Professor Francois Balloux, director of the UCL Genetics Institute, said: “The Covid-19 Omicron wave is currently receding in the UK, with number of cases having fallen sharply over recent days, and hospitalisations now following suit. The situation provides a case for lifting restrictions.”
According to the ONS report, one in 20 people in England (3 million) had coronavirus in the seven days to 15 January – down from one in 15 (3.7 million) in the previous week.
In Scotland, around one in 20 is estimated to have had Covid-19 last week, or 236,600 people, down from 297,400. For Northern Ireland, the latest estimate is also one in 20, but the number of people testing positive is up slightly from 99,200 to 104,300, with the ONS describing the trend there as “uncertain”.
Meanwhile, in Wales the estimate is one in 25, or 112,100 people, down from 169,100.
Sarah Crofts, head of analytical outputs for the ONS survey, said: “Our latest figures show a welcome decrease in infections across most parts of the UK and among all age groups, apart from younger children.
“We will continue to closely monitor the data to see if this week’s decrease carries forward.”
The ONS study is a more reliable guide to the level of coronavirus across the country than the number of new cases reported every day by the government.
This is because the number of infections provides a snapshot of the prevalence of Covid-19 within the entire community population of the UK, and estimates the percentage of people who are likely to test positive for the virus at any one point – regardless of when they caught the virus, how long they have had it, and whether they have symptoms.
It is based on a sample of swab tests collected from households across the UK.
There are also 19,450 people in UK hospitals with Covid-19, according to the latest government data. During the second wave of the pandemic, this number peaked at 39,254, on 18 January 2021.
There are signs that, in London, where Omicron first took hold, hospital admissions are falling – another signal the wave has peaked.
Prof Petersen said: “To me it seems as we are at a crossroad. On one side we currently have a relatively high level of immunity due vaccination and recent infection. Yet, there is no guarantee that will be enough to keep the epidemic under control.

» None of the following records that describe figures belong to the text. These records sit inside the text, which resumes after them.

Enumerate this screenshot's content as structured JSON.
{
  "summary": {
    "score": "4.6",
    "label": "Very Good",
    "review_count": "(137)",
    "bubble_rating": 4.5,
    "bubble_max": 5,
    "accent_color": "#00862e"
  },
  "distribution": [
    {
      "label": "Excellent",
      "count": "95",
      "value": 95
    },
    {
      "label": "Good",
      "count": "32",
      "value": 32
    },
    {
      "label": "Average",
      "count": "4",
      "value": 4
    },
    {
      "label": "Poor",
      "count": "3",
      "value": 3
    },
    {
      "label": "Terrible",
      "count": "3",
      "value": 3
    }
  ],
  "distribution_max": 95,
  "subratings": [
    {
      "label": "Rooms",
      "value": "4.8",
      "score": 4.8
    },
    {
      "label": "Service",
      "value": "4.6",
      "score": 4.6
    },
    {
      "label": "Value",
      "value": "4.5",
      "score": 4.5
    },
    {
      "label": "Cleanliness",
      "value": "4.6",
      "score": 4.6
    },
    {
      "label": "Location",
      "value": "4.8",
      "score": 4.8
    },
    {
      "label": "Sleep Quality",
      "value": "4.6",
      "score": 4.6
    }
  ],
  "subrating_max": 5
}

“If we went back to pre 2020 activities/interactions tomorrow it is likely that we would see a surge in cases again. However, I doubt that will happen even with the Plan B restrictions lifted.”
Dr Peter English, a former chair of the British Medical Association’s Public Health Medicine Committee, said: “The Omicron wave may now be peaking, but case numbers remain very high. The strong desire to return to normal is understandable, but we should be cautious. Many people are still susceptible to Covid-19 and highly vulnerable.
“Sars-CoV-2 has not gone away. It will continue to mutate, to become more infectious and to evade immunity from previous infection or vaccination. We may see further waves of infection from existing variants as our immunity wanes.”